Certaines chansons vous fichent les larmes aux yeux. C'est rare, quand on n'est pas spécialement émotif, mais ça arrive. Mon fils est parti au djihad en fait partie. Tout est dit dans le titre, et le pire est à craindre. Faudra-t-il essuyer un torrent de sensiblerie? Une leçon de moralisme outré? Un cri raté? Non. Jeune ingénieur en mathématiques appliquées, Gauvain Sers a décidé de tout miser sur la chanson. S'il n'a pas encore sorti son premier album, il est en train de marquer les esprits. Car en se glissant dans la peau d'un père de famille, le chanteur parvient à décrire en quatre minutes et quelques couplets bluffants de maitrise à quoi peut ressembler l'enfer. Et l'on songe forcément, pour le style, le soin qu'il apporte aux rimes, l'accompagnement musical – tout au service des mots – et le phrasé sablonneux à Renaud, le Renaud périphérique de la période Polydor (1975-1982), dont Gauvain Sers pourrait bien être finalement le premier héritier solide. Une chanson de cet acabit ne s'écrit pas par hasard. Renaud qui, d'un coup de fil imprévu, vient de lui proposer la première partie de ses dix zéniths parisiens! La chetron sauvage n'aurait-elle donc rien perdu de son flair?


Baptiste Vignol


Lafayette à l'assaut


Alors qu'on nous pompe l'air avec La Femme et Julien Doré, un artiste au blaze révolutionnaire sort ce mois d'octobre 2016 le genre de pièce d'artillerie qui honore la pop du pays dans une canonnade de rêve. Portant pour titre LES DESSOUS FÉMININS, l'album propose onze obus de dentelle qu'agrafent des paroles qui claquent.
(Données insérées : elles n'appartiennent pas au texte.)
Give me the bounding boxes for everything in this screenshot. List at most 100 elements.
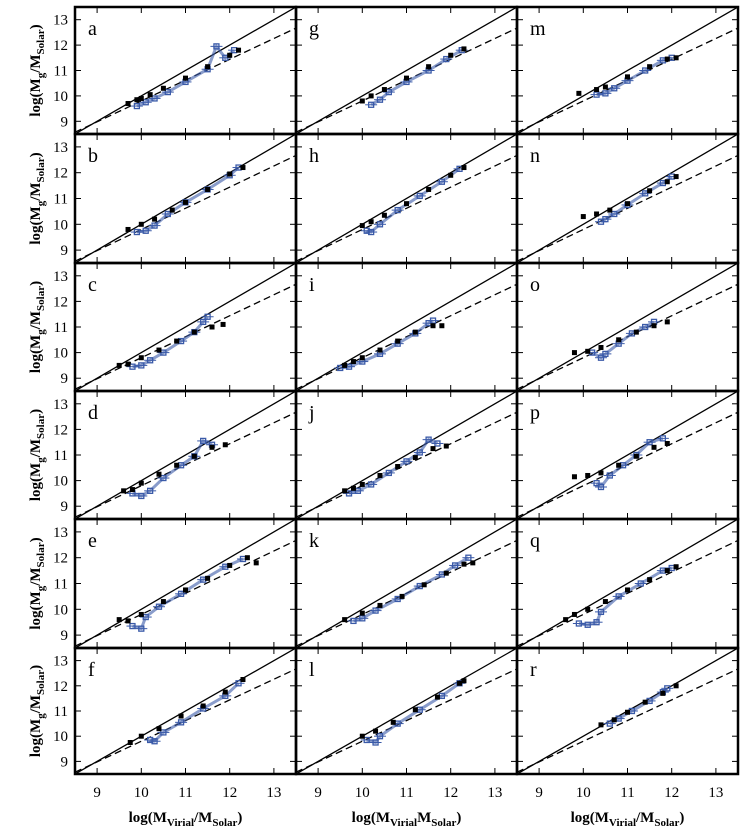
y-tick-label: 12 [53, 294, 68, 310]
black-point [633, 453, 639, 459]
blue-series-band [370, 48, 463, 107]
black-point [227, 171, 233, 177]
black-point [571, 474, 577, 480]
one-to-one-line [75, 7, 296, 134]
y-tick-label: 13 [53, 397, 68, 413]
black-point [664, 319, 670, 325]
panel-g: g [294, 5, 519, 136]
y-tick-label: 12 [53, 38, 68, 54]
y-tick-label: 9 [61, 499, 69, 515]
black-point [359, 223, 365, 229]
black-point [342, 362, 348, 368]
blue-point [376, 221, 384, 228]
black-point [647, 64, 653, 70]
black-point [633, 329, 639, 335]
panel-letter: e [88, 530, 97, 552]
black-point [244, 555, 250, 561]
black-point [576, 90, 582, 96]
black-point [585, 606, 591, 612]
one-to-one-line [296, 7, 517, 134]
one-to-one-line [517, 7, 738, 134]
y-tick-label: 10 [53, 729, 68, 745]
black-point [602, 599, 608, 605]
x-tick-label: 9 [314, 785, 322, 801]
black-point [673, 55, 679, 61]
panel-letter: q [530, 530, 540, 552]
x-tick-label: 9 [535, 785, 543, 801]
fit-line-dashed [75, 154, 296, 262]
black-point [156, 726, 162, 732]
panel-a: a [73, 5, 298, 136]
black-point [368, 219, 374, 225]
fit-line-dashed [75, 411, 296, 518]
black-point [205, 186, 211, 192]
panel-letter: b [88, 145, 98, 167]
x-axis-label: log(MVirialMSolar) [352, 810, 462, 829]
panel-letter: i [309, 274, 315, 296]
black-point [359, 481, 365, 487]
panel-letter: c [88, 274, 97, 296]
y-axis-label: log(Mg/MSolar) [28, 24, 47, 116]
black-point [134, 97, 140, 103]
black-point [342, 617, 348, 623]
black-point [404, 201, 409, 207]
panel-letter: d [88, 402, 98, 424]
black-point [205, 64, 211, 70]
blue-series-band [596, 56, 673, 97]
black-point [138, 480, 144, 486]
y-axis-label: log(Mg/MSolar) [28, 281, 47, 373]
black-point [138, 355, 144, 361]
black-point [156, 471, 162, 477]
y-tick-label: 9 [61, 628, 69, 644]
black-point [434, 694, 440, 700]
blue-point [606, 472, 613, 479]
black-point [461, 678, 467, 684]
black-point [448, 52, 454, 58]
fit-line-dashed [296, 411, 517, 518]
one-to-one-line [517, 263, 738, 391]
y-axis-label: log(Mg/MSolar) [28, 537, 47, 629]
blue-point [602, 350, 609, 358]
black-point [125, 226, 131, 232]
blue-point [597, 483, 605, 491]
blue-point [200, 318, 207, 326]
panel-n: n [515, 132, 740, 265]
black-point [183, 75, 188, 81]
y-tick-label: 11 [54, 704, 68, 720]
black-point [183, 587, 188, 593]
black-point [404, 75, 409, 81]
black-point [116, 617, 122, 623]
y-tick-label: 11 [54, 448, 68, 464]
black-point [127, 740, 133, 745]
blue-series-band [132, 315, 209, 369]
black-point [138, 733, 144, 739]
panel-letter: r [530, 659, 537, 681]
panel-c: c [73, 261, 298, 393]
black-point [125, 361, 131, 367]
panel-f: f [73, 646, 298, 776]
black-point [205, 575, 211, 581]
one-to-one-line [296, 134, 517, 263]
black-point [647, 188, 653, 194]
black-point [381, 87, 387, 93]
black-point [448, 172, 454, 178]
x-tick-label: 13 [266, 785, 281, 801]
black-point [377, 347, 383, 353]
black-point [421, 582, 427, 588]
panel-letter: h [309, 145, 319, 167]
fit-line-dashed [517, 411, 738, 518]
y-tick-label: 12 [53, 551, 68, 567]
y-tick-label: 13 [53, 525, 68, 541]
y-tick-label: 11 [54, 320, 68, 336]
blue-series-band [149, 682, 240, 743]
black-point [673, 683, 679, 689]
black-point [359, 733, 365, 739]
black-point [222, 689, 228, 695]
black-point [664, 179, 670, 185]
black-point [585, 348, 591, 354]
black-point [625, 587, 630, 593]
black-point [647, 577, 653, 583]
black-point [342, 488, 348, 494]
panel-k: k [294, 517, 519, 650]
y-axis-label: log(Mg/MSolar) [28, 665, 47, 757]
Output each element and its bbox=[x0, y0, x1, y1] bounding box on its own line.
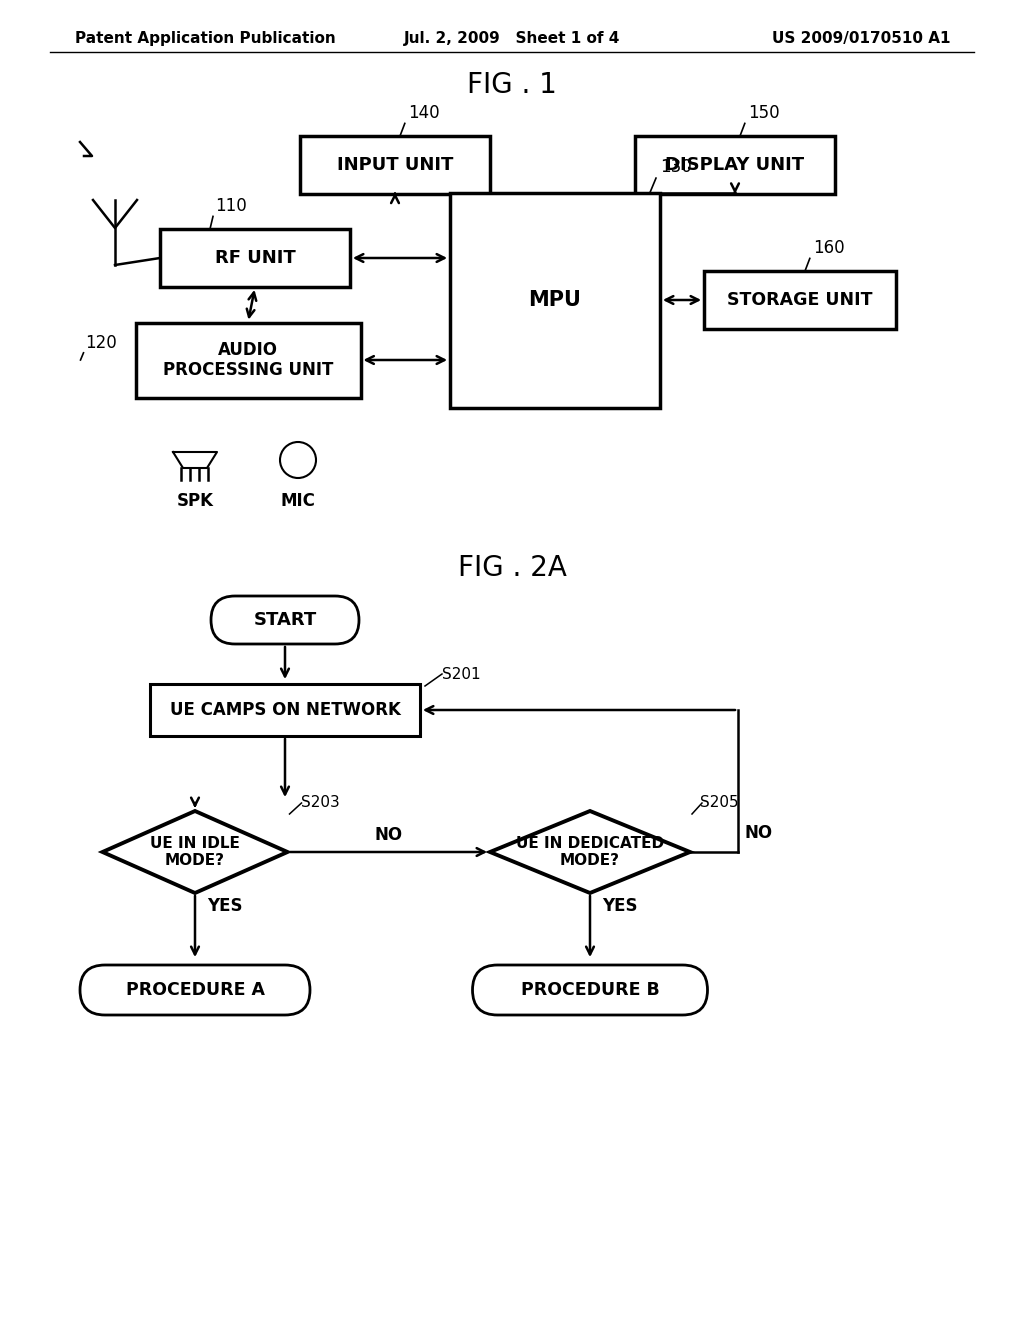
Polygon shape bbox=[173, 451, 217, 469]
Text: UE CAMPS ON NETWORK: UE CAMPS ON NETWORK bbox=[170, 701, 400, 719]
Text: START: START bbox=[253, 611, 316, 630]
Text: MIC: MIC bbox=[281, 492, 315, 510]
FancyBboxPatch shape bbox=[80, 965, 310, 1015]
Text: SPK: SPK bbox=[176, 492, 213, 510]
FancyBboxPatch shape bbox=[135, 322, 360, 397]
Text: PROCEDURE B: PROCEDURE B bbox=[520, 981, 659, 999]
Text: PROCEDURE A: PROCEDURE A bbox=[126, 981, 264, 999]
FancyBboxPatch shape bbox=[160, 228, 350, 286]
Text: DISPLAY UNIT: DISPLAY UNIT bbox=[666, 156, 805, 174]
Text: UE IN DEDICATED
MODE?: UE IN DEDICATED MODE? bbox=[516, 836, 664, 869]
Text: S201: S201 bbox=[442, 667, 480, 682]
Polygon shape bbox=[490, 810, 690, 894]
Polygon shape bbox=[102, 810, 288, 894]
FancyBboxPatch shape bbox=[150, 684, 420, 737]
Text: RF UNIT: RF UNIT bbox=[215, 249, 295, 267]
Text: 150: 150 bbox=[748, 104, 779, 121]
Text: 130: 130 bbox=[660, 158, 692, 177]
Text: Jul. 2, 2009   Sheet 1 of 4: Jul. 2, 2009 Sheet 1 of 4 bbox=[403, 30, 621, 45]
Text: UE IN IDLE
MODE?: UE IN IDLE MODE? bbox=[151, 836, 240, 869]
Text: INPUT UNIT: INPUT UNIT bbox=[337, 156, 454, 174]
Text: US 2009/0170510 A1: US 2009/0170510 A1 bbox=[771, 30, 950, 45]
FancyBboxPatch shape bbox=[211, 597, 359, 644]
Text: 110: 110 bbox=[215, 197, 247, 215]
Text: 120: 120 bbox=[85, 334, 118, 352]
FancyBboxPatch shape bbox=[635, 136, 835, 194]
Text: FIG . 1: FIG . 1 bbox=[467, 71, 557, 99]
Text: AUDIO
PROCESSING UNIT: AUDIO PROCESSING UNIT bbox=[163, 341, 333, 379]
Text: 140: 140 bbox=[408, 104, 439, 121]
Text: NO: NO bbox=[744, 824, 772, 842]
Text: NO: NO bbox=[375, 826, 402, 843]
FancyBboxPatch shape bbox=[472, 965, 708, 1015]
Text: MPU: MPU bbox=[528, 290, 582, 310]
Text: YES: YES bbox=[207, 898, 243, 915]
Text: Patent Application Publication: Patent Application Publication bbox=[75, 30, 336, 45]
FancyBboxPatch shape bbox=[300, 136, 490, 194]
Text: 160: 160 bbox=[813, 239, 845, 257]
Text: S205: S205 bbox=[700, 795, 738, 810]
Text: S203: S203 bbox=[301, 795, 340, 810]
Text: FIG . 2A: FIG . 2A bbox=[458, 554, 566, 582]
Text: STORAGE UNIT: STORAGE UNIT bbox=[727, 290, 872, 309]
FancyBboxPatch shape bbox=[450, 193, 660, 408]
Text: YES: YES bbox=[602, 898, 638, 915]
FancyBboxPatch shape bbox=[705, 271, 896, 329]
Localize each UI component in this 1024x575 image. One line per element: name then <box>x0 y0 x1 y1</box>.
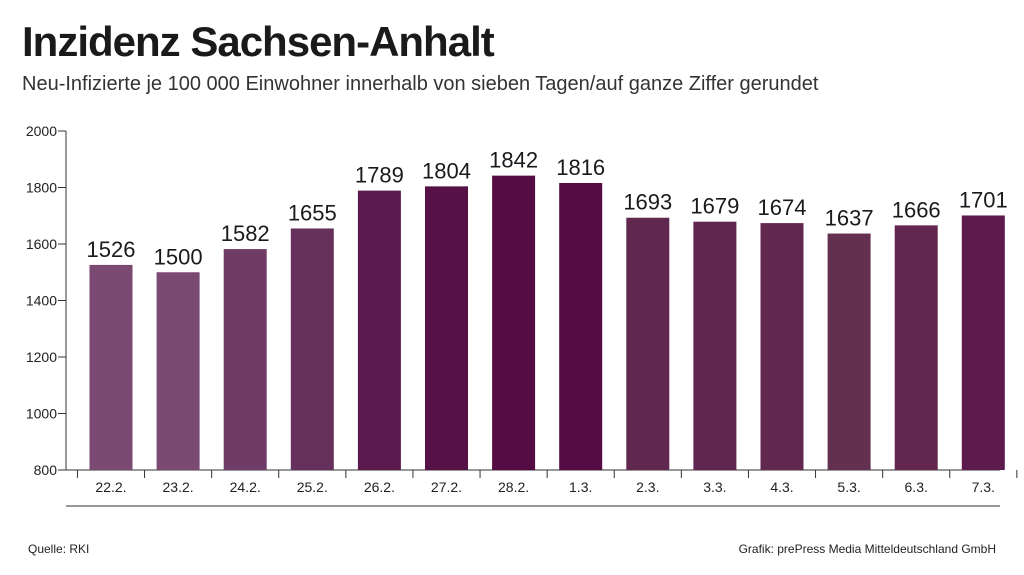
bar-value-label: 1816 <box>556 155 605 180</box>
credit-note: Grafik: prePress Media Mitteldeutschland… <box>738 542 996 556</box>
bar <box>827 233 871 470</box>
chart-subtitle: Neu-Infizierte je 100 000 Einwohner inne… <box>22 73 819 95</box>
y-tick-label: 1800 <box>26 180 57 196</box>
bar-value-label: 1666 <box>892 197 941 222</box>
y-tick-label: 1400 <box>26 293 57 309</box>
bar <box>156 272 200 470</box>
x-tick-label: 4.3. <box>770 479 793 495</box>
bar-value-label: 1582 <box>221 221 270 246</box>
y-tick-label: 1000 <box>26 406 57 422</box>
y-tick-label: 2000 <box>26 123 57 139</box>
x-tick-label: 1.3. <box>569 479 592 495</box>
bar-value-label: 1526 <box>87 237 136 262</box>
x-tick-label: 27.2. <box>431 479 462 495</box>
bar <box>357 190 401 471</box>
x-tick-label: 6.3. <box>905 479 928 495</box>
bar-value-label: 1637 <box>825 206 874 231</box>
bar <box>89 264 133 470</box>
bar <box>693 221 737 470</box>
bar-value-label: 1693 <box>623 190 672 215</box>
x-tick-label: 5.3. <box>837 479 860 495</box>
bar <box>760 223 804 470</box>
bar <box>290 228 334 470</box>
x-tick-label: 2.3. <box>636 479 659 495</box>
x-tick-label: 26.2. <box>364 479 395 495</box>
chart-title: Inzidenz Sachsen-Anhalt <box>22 18 495 65</box>
bar <box>961 215 1005 470</box>
x-tick-label: 23.2. <box>163 479 194 495</box>
bar-value-label: 1789 <box>355 163 404 188</box>
bar-value-label: 1679 <box>690 194 739 219</box>
bar <box>894 225 938 470</box>
x-tick-label: 24.2. <box>230 479 261 495</box>
bar <box>223 249 267 470</box>
x-tick-label: 7.3. <box>972 479 995 495</box>
y-tick-label: 800 <box>34 462 58 478</box>
bar <box>559 182 603 471</box>
bar-value-label: 1674 <box>758 195 807 220</box>
source-note: Quelle: RKI <box>28 542 90 556</box>
bar-value-label: 1655 <box>288 200 337 225</box>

Si l'on perçoit ici ou l'héritage insolent des Duvall-Alanski lançant Lio sans crier gare en 1979 avec Dan Lacksman aux manettes, on y décèle également le doigté de Michel Berger, du Katerine des débuts et de Patrick Juvet. «À cause d'une fille, un été, au bord de la mer…» Et l'album se dévêt. Sans qu'on puisse l'arrêter. Car en effeuillant l'époque sur des nappes synthétiques, Lafayette vise juste. Avec des chansons de drague et de fragilité («Mes émotions me submergent comme des vagues / J'en entends une qui glisse au loin / Ça va détruire mon château d'sable / Ma carapace, mon air serein»), de paresse et de réflexion politique moins légères qu'il n'y parait. Ayant passé l'âge de faire dans le geignement, Lafayette a par surcroit l'élégance de ne pas jouer les romantiques de service. Alors avec Automatique, il ose une description asphyxiante du monde du travail dont la chute mérite à elle seule l'achat du CD ! Porté par des airs caressants, LES DESSOUS FÉMININS est un disque de crise, qu'une espérance à ciel ouvert teinte et idéalise. Et comment ne pas fondre enfin pour l'aquosité délicate d'Instantané sur la banquise dont on jurerait qu'elle fut écrite à l'encre de chine? «Il y a du verglas sur le pare-brise / L'hypothermie ternit Venise / La neige me donne des cheveux blancs / T'as les pommettes rouges couleur sang…». Avec cet opus d'un chic pâle dédoré, Lafayette vient d'envoyer une fusée sol-air de longue portée glorifiant l'usage du français autant qu'il pousse aux danses tactiles, voire plus si affinités.

Baptiste Vignol

Delerm²


Ainsi donc le voilà, le «plus bel album de la rentrée 2016» selon Benjamin Locoge (Paris Match, du 6 au 12 octobre): À PRÉSENT, de Vincent Delerm. Son sixième en carrière depuis Fanny Ardant et moi, en 2002. C'était hier. Point de Fanny ici, mais la voix de Jane B évoquant «Serge». Vincent Delerm n'a pas quitté son canapé. Pendu à ses idoles, il reste accroché à ses polaroids et l'ombre de ses souvenirs (l'image nabokovienne, nourrie de réminiscences, de la nymphette en tenue de tennis…). Vincent ressasse. Et «ne veut pas mourir ce soir». Ça tombe bien, nous non plus. Ce serait pourtant chouette que cet indécrottable étudiant cesse de faire du Delerm, ouvre enfin ses fenêtres, perçoive le bruit de la rue, sorte et lâche ses quartiers d'automne. Qu'il chante l'époque, la ligne 13, l'obligatoire barbe de trois jours, les amours populaires et la fonte des glaces. Ce court album de onze plages (dont un instrumental pour rien et une sorte de dialogue de cinquante secondes autour du bonheur) propose des chansons effaçables, aux mélodies vagues et flottantes que les somptueux arrangements de Clément Ducol n'arrivent pas à transcender. Dans À présent, plutôt réussie d'ailleurs, sur le temps qui passe et se renouvelle sans cesse, Delerm s'accompagne d'une chorale dans laquelle se trouvent parait-il Alain Souchon, Albin de la Simone, Camille et d'autres musiciens parmi une vingtaine de camarades noyée derrière la voix d'une interprète anonyme. Quel intérêt? Ce disque en réalité passionnera quelques rédactions parisiennes et la foule effeuillée de leurs abonnés. De quoi en vendre 30.000. À moins que son duo, Les chanteurs sont tous les mêmes, interprété avec Benjamin Biolay, ne fasse un mini-hit radiophonique. Car la voilà la vraie bonne chanson du CD, entrainante, moqueuse et rigolote. Il n'en demeure pas moins que dans cette peinture du drôle de métier qu'est celui de «chanteur de variété», la voix de Benjamin Biolay semble avoir du vécu, du chien, du coffre presque quand celle de Vincent Delerm parait sage et rangée. Sonnant comme une caisse d'épargne.